Mauritania: When and how did a president of Mauritania dispaly Islamic ideology??? And how’s their reign different from that of secular or Christian African leaders? The problems of Mauritania and Uganda are common to Africa and developing countries, regardless of religion.

Syria: Hafez al Assad is the anti-Christ to the Islamic types (heh). He consolidated his hold over Syria only after massacring the Muslim Brothers in Hama in 1982. He’s Alawi, his ideology is socialist and his regime secular.

Algeria: You do realise that the Islamic Armed Group was murdering mainly other Muslims, in what they thought was a good bid for power? If anything, Algerians, Arab and Berber, hate the Jama’ah.

Now I admit to not knowing much about the Assyrians (on preview, thanks tomndebb), but in the other examples you came up with, how the hell does Islam fit in?

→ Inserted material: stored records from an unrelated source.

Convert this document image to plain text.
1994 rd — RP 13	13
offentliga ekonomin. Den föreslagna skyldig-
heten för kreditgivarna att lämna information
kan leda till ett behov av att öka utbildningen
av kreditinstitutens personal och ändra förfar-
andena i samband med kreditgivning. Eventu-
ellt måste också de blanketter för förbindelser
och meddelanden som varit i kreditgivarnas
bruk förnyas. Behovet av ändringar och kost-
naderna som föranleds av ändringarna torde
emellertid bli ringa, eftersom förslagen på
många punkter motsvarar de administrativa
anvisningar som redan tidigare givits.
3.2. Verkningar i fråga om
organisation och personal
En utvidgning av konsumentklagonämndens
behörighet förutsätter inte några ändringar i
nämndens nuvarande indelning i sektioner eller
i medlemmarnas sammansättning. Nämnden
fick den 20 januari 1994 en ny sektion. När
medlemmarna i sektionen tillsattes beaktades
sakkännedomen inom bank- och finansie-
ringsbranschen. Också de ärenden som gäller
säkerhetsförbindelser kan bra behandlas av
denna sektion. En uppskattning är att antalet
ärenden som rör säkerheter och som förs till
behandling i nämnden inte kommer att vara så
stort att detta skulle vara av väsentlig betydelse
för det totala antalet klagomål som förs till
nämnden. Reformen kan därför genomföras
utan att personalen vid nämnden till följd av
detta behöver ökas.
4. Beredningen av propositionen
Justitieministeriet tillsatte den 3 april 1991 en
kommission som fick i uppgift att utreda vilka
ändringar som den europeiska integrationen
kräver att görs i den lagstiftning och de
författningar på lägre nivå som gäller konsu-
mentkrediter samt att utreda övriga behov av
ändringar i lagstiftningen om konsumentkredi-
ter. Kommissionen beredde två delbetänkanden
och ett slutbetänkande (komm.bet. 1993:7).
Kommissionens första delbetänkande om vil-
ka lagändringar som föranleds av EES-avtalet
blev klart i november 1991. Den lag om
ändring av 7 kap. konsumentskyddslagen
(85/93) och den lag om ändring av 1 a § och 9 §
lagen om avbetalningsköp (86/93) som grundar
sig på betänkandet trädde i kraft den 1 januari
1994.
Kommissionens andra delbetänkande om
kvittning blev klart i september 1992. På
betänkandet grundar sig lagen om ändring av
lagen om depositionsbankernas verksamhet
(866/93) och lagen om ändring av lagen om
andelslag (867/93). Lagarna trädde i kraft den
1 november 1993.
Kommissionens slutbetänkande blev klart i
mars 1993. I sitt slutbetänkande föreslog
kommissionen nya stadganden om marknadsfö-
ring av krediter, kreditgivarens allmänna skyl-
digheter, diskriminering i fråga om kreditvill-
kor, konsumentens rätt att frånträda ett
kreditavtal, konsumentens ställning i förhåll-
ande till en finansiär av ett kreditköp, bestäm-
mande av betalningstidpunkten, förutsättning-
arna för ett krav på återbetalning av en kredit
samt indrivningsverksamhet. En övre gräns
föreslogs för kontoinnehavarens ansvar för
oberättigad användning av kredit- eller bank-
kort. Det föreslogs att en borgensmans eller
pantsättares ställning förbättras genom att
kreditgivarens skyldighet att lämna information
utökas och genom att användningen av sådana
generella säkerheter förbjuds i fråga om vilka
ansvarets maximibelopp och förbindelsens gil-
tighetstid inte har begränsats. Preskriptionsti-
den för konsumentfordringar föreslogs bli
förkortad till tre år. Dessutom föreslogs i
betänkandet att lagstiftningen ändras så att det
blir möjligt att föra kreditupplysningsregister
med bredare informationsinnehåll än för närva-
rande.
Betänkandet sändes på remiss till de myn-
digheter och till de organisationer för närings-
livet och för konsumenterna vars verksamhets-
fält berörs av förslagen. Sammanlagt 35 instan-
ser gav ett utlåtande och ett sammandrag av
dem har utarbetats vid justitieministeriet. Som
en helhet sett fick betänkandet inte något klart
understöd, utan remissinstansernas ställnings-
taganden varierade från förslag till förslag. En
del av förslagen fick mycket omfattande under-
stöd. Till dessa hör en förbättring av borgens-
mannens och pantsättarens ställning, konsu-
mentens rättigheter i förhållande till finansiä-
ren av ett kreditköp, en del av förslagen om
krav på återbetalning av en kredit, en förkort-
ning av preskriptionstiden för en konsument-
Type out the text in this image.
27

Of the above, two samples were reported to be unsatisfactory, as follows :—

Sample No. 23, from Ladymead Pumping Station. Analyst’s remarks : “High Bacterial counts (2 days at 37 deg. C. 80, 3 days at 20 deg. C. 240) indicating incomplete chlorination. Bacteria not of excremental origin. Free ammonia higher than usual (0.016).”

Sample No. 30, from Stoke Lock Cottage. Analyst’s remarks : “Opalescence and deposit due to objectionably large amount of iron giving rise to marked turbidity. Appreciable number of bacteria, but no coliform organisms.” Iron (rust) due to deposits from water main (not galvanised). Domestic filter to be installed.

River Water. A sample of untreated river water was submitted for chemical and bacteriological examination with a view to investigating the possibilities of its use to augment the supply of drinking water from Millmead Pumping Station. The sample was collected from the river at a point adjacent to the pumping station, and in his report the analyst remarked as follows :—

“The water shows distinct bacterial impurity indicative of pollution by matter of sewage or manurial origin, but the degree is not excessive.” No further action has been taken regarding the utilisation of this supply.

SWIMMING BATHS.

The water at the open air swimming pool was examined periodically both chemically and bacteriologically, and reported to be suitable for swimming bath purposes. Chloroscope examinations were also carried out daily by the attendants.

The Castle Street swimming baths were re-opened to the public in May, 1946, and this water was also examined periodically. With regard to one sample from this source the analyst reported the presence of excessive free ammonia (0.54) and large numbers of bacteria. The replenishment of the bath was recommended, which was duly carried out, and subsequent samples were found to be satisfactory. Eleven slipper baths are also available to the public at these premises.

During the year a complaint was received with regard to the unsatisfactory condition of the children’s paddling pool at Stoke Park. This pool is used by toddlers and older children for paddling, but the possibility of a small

As for this thread, it is an oversimplification to assume that Muslim perpetrators of violence are solely motivated by religion. Economic, cultural, and historical factors can provide a much more encompassing and in-depth explanation.

It was clearly religious violence, and who caried it out is not debatable (a group of Mormons lead by John D. Lee). There is some debate as to whether Brigham Young, and the other Mormon leaders, directly ordered it.

Hmm . . . Had I known that Christianity included accessorizing, I might have gotten into it . . .

Woo-hoo! Geeve a look at some of our past Mother Teresa threads and see which of the two you name is more evil and deadly!

Obviously, I was using Mother Teresa as an example. I really don’t think this is the place to get into the controversy regarding her again…but suffice to say, I do not buy into your idea that she is “evil.”